Au dernier point sur son bilan, le 27 avril dernier, la société qui a recommencé un essai de phase 3 indiquait détenir 11 millions d'euros de trésorerie, c'est-à-dire le montant levé lors de l'augmentation de capital menée en février, tandis que sa consommation de trésorerie dépasse largement 20 millions d'euros par an. Le dernier rapport annuel mentionne d'ailleurs "une situation d’incertitude significative sur la continuité d’exploitation".

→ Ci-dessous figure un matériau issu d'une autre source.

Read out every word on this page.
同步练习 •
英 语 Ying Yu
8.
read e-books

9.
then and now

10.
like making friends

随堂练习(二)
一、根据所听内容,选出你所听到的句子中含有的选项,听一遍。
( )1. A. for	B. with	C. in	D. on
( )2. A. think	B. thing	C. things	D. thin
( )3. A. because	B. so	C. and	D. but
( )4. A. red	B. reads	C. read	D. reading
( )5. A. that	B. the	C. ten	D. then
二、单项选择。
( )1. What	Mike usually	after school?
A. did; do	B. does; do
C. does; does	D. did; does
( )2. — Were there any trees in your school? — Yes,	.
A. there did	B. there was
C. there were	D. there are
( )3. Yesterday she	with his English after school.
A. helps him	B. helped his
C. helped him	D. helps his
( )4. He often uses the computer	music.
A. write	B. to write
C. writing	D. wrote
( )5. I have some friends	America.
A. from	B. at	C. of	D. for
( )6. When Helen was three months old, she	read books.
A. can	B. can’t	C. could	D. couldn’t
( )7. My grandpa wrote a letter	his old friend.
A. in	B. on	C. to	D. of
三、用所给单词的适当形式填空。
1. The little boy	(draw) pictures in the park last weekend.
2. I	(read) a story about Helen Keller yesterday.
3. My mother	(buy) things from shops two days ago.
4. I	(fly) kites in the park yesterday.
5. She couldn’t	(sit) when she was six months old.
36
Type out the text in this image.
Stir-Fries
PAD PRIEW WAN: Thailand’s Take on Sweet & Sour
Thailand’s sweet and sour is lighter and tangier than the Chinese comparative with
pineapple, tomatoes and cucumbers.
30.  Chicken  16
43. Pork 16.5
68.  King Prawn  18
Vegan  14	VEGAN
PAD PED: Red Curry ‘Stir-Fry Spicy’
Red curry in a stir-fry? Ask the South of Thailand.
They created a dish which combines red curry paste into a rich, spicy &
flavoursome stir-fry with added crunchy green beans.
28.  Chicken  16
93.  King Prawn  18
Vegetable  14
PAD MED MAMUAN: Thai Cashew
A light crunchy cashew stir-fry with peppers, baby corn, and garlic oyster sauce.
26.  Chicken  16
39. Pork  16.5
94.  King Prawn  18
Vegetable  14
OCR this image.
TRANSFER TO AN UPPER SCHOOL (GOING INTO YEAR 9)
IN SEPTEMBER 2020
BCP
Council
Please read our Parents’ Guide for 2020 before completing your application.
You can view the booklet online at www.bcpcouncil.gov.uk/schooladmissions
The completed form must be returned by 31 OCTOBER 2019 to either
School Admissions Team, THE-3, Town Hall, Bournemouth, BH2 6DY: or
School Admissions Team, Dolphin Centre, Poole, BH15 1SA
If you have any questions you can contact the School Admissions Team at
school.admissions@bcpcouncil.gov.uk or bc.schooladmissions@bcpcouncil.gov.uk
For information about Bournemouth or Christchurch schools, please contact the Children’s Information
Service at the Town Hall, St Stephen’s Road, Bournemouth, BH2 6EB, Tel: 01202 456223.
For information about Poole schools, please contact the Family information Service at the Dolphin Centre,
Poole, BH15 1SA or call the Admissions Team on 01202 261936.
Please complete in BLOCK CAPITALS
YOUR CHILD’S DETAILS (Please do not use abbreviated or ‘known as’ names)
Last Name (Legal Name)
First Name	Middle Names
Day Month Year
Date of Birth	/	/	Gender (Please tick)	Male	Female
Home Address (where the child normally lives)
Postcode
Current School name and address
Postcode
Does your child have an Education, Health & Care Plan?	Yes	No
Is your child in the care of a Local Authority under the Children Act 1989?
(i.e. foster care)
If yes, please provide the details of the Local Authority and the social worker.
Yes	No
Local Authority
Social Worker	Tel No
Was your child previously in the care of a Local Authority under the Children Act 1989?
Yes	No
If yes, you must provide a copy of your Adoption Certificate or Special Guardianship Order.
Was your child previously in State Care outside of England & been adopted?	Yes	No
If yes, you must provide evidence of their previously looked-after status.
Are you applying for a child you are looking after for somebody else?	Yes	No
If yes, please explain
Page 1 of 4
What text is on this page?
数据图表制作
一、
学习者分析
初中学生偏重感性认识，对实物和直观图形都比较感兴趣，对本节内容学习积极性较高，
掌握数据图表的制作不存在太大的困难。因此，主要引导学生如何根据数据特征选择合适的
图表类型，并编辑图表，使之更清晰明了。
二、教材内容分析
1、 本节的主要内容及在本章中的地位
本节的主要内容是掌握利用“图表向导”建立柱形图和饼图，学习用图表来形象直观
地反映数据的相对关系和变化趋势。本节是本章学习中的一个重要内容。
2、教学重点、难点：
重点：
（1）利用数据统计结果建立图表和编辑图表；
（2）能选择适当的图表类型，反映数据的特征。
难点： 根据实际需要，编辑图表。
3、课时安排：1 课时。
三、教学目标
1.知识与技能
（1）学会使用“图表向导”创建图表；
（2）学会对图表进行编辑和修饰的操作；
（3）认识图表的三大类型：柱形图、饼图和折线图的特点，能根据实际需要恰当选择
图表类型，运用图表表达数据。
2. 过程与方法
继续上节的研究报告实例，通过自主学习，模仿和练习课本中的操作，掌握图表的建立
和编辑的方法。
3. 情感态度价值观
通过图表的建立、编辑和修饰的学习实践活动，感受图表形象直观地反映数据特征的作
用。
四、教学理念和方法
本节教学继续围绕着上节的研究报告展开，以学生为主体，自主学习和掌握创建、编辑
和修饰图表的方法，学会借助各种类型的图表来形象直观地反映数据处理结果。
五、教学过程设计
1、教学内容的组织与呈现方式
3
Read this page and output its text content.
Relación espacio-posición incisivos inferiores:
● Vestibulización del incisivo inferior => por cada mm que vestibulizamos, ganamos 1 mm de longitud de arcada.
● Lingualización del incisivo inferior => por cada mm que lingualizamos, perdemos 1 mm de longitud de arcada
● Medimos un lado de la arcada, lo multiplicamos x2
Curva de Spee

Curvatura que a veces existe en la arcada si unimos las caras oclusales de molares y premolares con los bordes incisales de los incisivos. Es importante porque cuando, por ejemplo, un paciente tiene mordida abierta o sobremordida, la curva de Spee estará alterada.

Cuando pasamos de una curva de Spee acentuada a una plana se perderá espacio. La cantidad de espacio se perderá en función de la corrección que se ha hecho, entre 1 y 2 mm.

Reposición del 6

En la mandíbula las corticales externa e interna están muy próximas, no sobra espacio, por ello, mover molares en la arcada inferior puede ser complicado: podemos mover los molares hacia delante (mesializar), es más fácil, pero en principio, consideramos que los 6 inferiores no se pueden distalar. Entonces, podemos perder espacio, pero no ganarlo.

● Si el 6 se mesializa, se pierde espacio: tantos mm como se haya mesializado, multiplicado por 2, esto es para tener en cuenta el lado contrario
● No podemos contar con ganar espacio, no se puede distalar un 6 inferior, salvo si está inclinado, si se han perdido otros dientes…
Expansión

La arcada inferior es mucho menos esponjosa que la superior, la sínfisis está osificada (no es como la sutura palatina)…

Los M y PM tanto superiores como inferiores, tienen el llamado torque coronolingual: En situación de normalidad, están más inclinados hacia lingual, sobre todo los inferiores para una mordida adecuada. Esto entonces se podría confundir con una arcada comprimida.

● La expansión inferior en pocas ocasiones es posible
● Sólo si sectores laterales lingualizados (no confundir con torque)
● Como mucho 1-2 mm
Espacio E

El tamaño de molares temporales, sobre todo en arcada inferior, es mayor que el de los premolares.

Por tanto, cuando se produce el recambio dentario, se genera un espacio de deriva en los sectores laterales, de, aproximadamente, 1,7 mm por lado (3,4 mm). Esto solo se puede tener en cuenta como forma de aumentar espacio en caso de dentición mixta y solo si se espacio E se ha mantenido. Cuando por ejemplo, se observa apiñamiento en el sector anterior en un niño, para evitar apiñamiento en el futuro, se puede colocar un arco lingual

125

Le 7 juin dernier, Pharnext a fait part de la signature d'un contrat de financement susceptible de lui permettre de mener à terme cet essai (baptisé PREMIER, pour lequel le premier patient a commencé son traitement en mars). La firme s'est engagée à émettre des obligations convertibles souscrites par un fonds spécialisé, moyennant des conditions directement dépendantes du cours de Bourse - c'est-à-dire d'autant moins favorables que le cours est bas. Ce programme est susceptible d'apporter à Pharnext jusqu'à 81 millions d'euros sur 36 mois, mais diluerait jusqu'à plus de 60% la participation des actionnaires actuels.

Lundi matin, l'entreprise a fait paraître une nouvelle lettre ouverture de son directeur général David Horn Salomon aux actionnaires. "Depuis l’annonce de notre programme de financement le 7 juin 2021, le cours de l’action de notre Société a diminué de manière significative, soulevant des questions de votre part", a-t-il reconnu. "Ce financement de long terme, dans l’hypothèse d’une capacité de tirage intégral par la Société sur une période de 36 mois, permettra d’achever l’étude clinique pivot de Phase III dans la CMT1A et, plus globalement, d’augmenter la trésorerie de Pharnext et ainsi favoriser sa croissance et son développement", plaide le dirigeant.

Dix centres cliniques ouverts en Amérique du Nord

"Nous comprenons tout à fait la frustration de certains actionnaires liée à la dilution qui est associée à ce type de financement par obligations convertibles mais, compte tenu du calendrier, du stade de développement actuel de notre société et de conditions de marché non favorables, nous restons fermement convaincus que ce financement est bénéfique pour Pharnext", explique le docteur Horn Salomon, citant la flexibilité ("selon les circonstances, et en particulier si nous accédons à d’autres sources de financement, il se peut que nous n’ayons pas besoin de prélever la totalité du montant") et le fait qu'une augmentation de capital classique aurait aussi généré une dilution significative.

En termes de calendrier opérationnel, le dirigeant a signalé que dix centres cliniques étaient d'ores et déjà ouverts en Amérique du Nord et que d’autres sites seront ouverts cet été aux États-Unis et au Canada au cours de cet été. "Enfin, nous restons en bonne voie pour annoncer l'ouverture des premiers sites européens et israéliens au troisième trimestre 2021. Nous sommes confiants de terminer le recrutement des patients dans l'essai PREMIER au deuxième trimestre 2022 comme annoncé initialement, ce qui permettra à notre société d’annoncer les premiers résultats de l'étude clinique pivot de Phase III au cours du troisième trimestre 2023", assure le dirigeant. Une perspective qui apparaît aujourd'hui un peu trop lointaine aux actionnaires, pour qui la pilule d'un programme de financement dilutif a toujours du mal à passer.